- Directed by: Otto Schenk
- Written by: Peter Weiser [de], Otto Schenk
- Based on: Johann Strauss II's 1874 opera Die Fledermaus
- Produced by: Filmkunst Musikverlag Munich
- Starring: Gundula Janowitz; Eberhard Waechter; Renate Holm; Wolfgang Windgassen;
- Music by: Johann Strauss II
- Release date: 1972;
- Running time: 137 minutes
- Countries: Austria, Germany
- Language: German

= Die Fledermaus (1972 film) =

Austrian-German film

Die Fledermaus (English: The Bat or The Revenge of the Bat) is a film adaptation of the operetta Die Fledermaus by Johann Strauss II. It was filmed in Austria, with the Vienna Philharmonic conducted by Karl Böhm and the Vienna State Opera Chorus led by Norbert Balatsch, as well as Gundula Janowitz and Eberhard Waechter as the Eisenstein couple, Renate Holm as chambermaid Adele, Erich Kunz as prison warden Frank and Wolfgang Windgassen as Prince Orlofsky in the leading roles. Otto Schenk directed it.

In contrast to Géza von Cziffra's 1962 film adaptation which represented a very free adaptation of the material, this television adaptation follows the specifications of the original much more closely. The biggest difference is that Prince Orlofsky is a tenor instead of a mezzo-soprano.

== Plot ==

Dr.
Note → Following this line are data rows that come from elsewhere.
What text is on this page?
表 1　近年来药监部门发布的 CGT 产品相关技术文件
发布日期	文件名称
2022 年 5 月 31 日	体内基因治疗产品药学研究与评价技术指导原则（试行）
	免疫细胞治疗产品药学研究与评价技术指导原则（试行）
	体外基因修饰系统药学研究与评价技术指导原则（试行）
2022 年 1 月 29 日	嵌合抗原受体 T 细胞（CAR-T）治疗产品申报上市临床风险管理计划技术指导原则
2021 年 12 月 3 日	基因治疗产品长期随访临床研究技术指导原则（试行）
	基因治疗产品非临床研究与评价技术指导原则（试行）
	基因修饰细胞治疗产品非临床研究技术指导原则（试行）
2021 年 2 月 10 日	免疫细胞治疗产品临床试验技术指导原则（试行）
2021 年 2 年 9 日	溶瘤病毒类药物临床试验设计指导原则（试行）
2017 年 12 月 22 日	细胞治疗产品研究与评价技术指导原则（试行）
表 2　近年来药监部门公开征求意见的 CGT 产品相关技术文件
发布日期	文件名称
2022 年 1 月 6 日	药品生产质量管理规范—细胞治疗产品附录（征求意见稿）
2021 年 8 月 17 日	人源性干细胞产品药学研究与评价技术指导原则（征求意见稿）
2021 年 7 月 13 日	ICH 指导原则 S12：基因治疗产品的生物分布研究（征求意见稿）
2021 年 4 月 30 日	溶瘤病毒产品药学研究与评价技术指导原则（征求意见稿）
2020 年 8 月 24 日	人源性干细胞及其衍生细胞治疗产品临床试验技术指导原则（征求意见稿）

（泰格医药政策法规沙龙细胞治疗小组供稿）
Eisenstein is to serve an eight-day arrest sentence for insulting an official, but is persuaded by his friend Falke to attend Prince Orlofsky's ball as Marquis Renard instead. At the same time, Alfred, the former lover of his wife Rosalinde, appears unannounced and, so as not to compromise the latter, is arrested by prison warden Frank instead of Eisenstein.

In the evening, with the exception of Alfred and the lawyer Dr. Blind - all the protagonists at the feast of Prince Orlofsky. Eisenstein first meets Adele, his wife's maid, who is flirting with prison warden Frank, who has been identified as "Chevalier Chagrin". Eisenstein courts his masked wife Rosalinde, who pretends to be a Hungarian countess and steals his watch as proof of his infidelity. Under the influence of the champagne, Eisenstein tells the story of an earlier masked ball, at the end of which he exposed his friend Falke disguised as a bat and thus exposed himself to the ridicule of market women and street urchins. Falke declares that he has prepared his revenge.

The following morning, all the guests from the previous evening gradually arrive at the prison. Eisenstein disguised as lawyer Dr. Blind, interrogates his wife Rosalinde and Alfred about their alleged infidelity, but then has to admit his own adventure of the previous evening and is jeered at by everyone present. The plot turns out to be "revenge of the bat".

== Reception ==
"Otto Schenk's sparkling production of Fledermaus culminates in the second act in a rushing hustle and bustle, a huge party, an orgy of drunk and otherwise unstable characters, led by the out-of-control Eberhard Waechter, the seductive Renate Holm, and Gundula Janowitz presenting a splendid Csárdás."